Include what's running, who the users are, who's responsible for it, and contact info.
|"Load shedding" plan||Possibly color-code the machines for low, medium, and high priority to show what gets shut off first, and what gets brought back up first.|
|Batteries||Make sure you have good battery monitoring capabilities on your UPS system. Batteries are most likely to fail under stress, and you need to know if one is going bad.|
|Air conditioning||Make sure it can be maintained or brought back on-line if the power's out.
High-density blade servers may shut down quickly if cooling is lost.
If your system uses chilled water or Glycerol, consider a storage tank so cooling can be resumed with pumps and fans before the chillers are back in operation-can take ten minutes or more.
|Generator||Make sure you have a scheme for transferring loads to the generator, so it doesn't become unstable.

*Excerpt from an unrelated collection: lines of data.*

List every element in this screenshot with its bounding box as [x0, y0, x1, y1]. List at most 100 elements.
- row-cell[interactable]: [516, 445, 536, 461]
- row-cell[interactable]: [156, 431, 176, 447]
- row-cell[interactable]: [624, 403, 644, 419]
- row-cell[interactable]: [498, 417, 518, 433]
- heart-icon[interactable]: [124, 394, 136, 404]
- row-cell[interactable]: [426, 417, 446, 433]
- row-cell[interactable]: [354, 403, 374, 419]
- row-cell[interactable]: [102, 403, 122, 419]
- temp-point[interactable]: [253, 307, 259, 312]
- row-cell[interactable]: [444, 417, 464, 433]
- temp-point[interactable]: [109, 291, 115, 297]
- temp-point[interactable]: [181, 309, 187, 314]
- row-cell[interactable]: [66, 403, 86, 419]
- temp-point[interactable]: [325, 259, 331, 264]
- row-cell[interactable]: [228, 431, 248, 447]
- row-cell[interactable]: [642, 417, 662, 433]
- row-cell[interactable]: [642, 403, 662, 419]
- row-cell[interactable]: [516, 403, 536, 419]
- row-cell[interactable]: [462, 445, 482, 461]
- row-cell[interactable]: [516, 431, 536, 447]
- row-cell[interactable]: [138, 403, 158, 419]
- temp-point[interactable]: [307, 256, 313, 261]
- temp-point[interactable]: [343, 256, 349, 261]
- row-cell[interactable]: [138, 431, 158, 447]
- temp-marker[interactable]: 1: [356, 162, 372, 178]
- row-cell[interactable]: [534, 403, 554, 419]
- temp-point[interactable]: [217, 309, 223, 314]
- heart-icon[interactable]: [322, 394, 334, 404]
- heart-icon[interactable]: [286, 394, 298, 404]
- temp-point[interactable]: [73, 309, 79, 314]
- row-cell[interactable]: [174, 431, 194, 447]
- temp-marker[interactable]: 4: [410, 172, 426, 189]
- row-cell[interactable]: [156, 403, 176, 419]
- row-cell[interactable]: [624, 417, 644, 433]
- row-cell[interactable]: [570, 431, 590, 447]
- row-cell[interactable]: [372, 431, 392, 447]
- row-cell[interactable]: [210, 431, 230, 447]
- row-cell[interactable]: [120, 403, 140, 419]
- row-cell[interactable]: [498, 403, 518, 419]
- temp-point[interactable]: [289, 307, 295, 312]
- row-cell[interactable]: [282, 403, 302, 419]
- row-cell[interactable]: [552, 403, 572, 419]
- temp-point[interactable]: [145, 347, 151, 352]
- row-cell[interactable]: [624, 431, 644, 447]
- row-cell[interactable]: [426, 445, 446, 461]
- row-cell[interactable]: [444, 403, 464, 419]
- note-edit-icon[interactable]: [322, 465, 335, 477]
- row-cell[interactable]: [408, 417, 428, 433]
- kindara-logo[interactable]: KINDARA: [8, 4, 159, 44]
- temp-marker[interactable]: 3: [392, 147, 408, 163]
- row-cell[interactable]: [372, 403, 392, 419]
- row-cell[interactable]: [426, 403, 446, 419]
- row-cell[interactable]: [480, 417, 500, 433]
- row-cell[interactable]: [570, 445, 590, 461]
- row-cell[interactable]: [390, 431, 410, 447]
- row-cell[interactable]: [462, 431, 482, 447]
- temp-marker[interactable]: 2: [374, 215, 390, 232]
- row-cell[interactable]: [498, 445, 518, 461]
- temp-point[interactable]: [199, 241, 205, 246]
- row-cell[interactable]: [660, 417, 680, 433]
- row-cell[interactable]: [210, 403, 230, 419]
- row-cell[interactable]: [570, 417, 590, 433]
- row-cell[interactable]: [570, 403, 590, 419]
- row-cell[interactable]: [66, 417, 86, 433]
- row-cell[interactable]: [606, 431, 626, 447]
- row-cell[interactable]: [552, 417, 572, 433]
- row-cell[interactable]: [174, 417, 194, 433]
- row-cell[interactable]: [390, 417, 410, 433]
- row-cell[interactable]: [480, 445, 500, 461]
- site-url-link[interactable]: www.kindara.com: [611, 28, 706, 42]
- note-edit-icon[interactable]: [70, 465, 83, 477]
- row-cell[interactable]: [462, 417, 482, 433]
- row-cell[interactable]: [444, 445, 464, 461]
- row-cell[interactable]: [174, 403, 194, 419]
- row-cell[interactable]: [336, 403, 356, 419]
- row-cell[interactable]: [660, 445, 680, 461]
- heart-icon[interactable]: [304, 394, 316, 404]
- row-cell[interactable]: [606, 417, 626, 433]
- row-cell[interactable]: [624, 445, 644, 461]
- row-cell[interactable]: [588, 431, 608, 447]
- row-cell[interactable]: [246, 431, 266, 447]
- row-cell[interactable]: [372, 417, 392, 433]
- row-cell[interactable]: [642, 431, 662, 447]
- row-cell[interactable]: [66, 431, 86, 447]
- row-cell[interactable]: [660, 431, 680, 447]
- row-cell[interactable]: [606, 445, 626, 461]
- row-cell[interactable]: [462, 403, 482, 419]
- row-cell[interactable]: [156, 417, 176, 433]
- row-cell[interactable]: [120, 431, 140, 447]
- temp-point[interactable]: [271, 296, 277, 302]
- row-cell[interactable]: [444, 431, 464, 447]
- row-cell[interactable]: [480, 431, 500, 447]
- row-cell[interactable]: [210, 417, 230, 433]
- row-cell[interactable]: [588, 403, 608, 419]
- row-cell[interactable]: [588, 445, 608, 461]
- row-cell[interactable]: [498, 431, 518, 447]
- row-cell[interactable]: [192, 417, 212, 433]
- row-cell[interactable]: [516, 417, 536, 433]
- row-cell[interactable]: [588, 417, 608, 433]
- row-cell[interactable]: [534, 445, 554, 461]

Let computer hardware run on the UPS until A/C is back on, then transfer the UPS load.
|Concurrent maintainability||Make sure every part of your data center is designed for concurrent maintainability, or so any air conditioner, pump, pipe loop, valve, chiller, UPS, power circuit, automatic transfer switch, etc. can be taken off-line for maintenance without disrupting operations. This enables preventative maintenance, and lets you run most of your data center if one piece is failed or damaged.|
|Testing||Test your equipment and disaster recovery plan, your procedures, and do it under real conditions as much as possible without risking your operation.
If you're afraid to randomly pull a plug, then you do not have a workable recovery plan.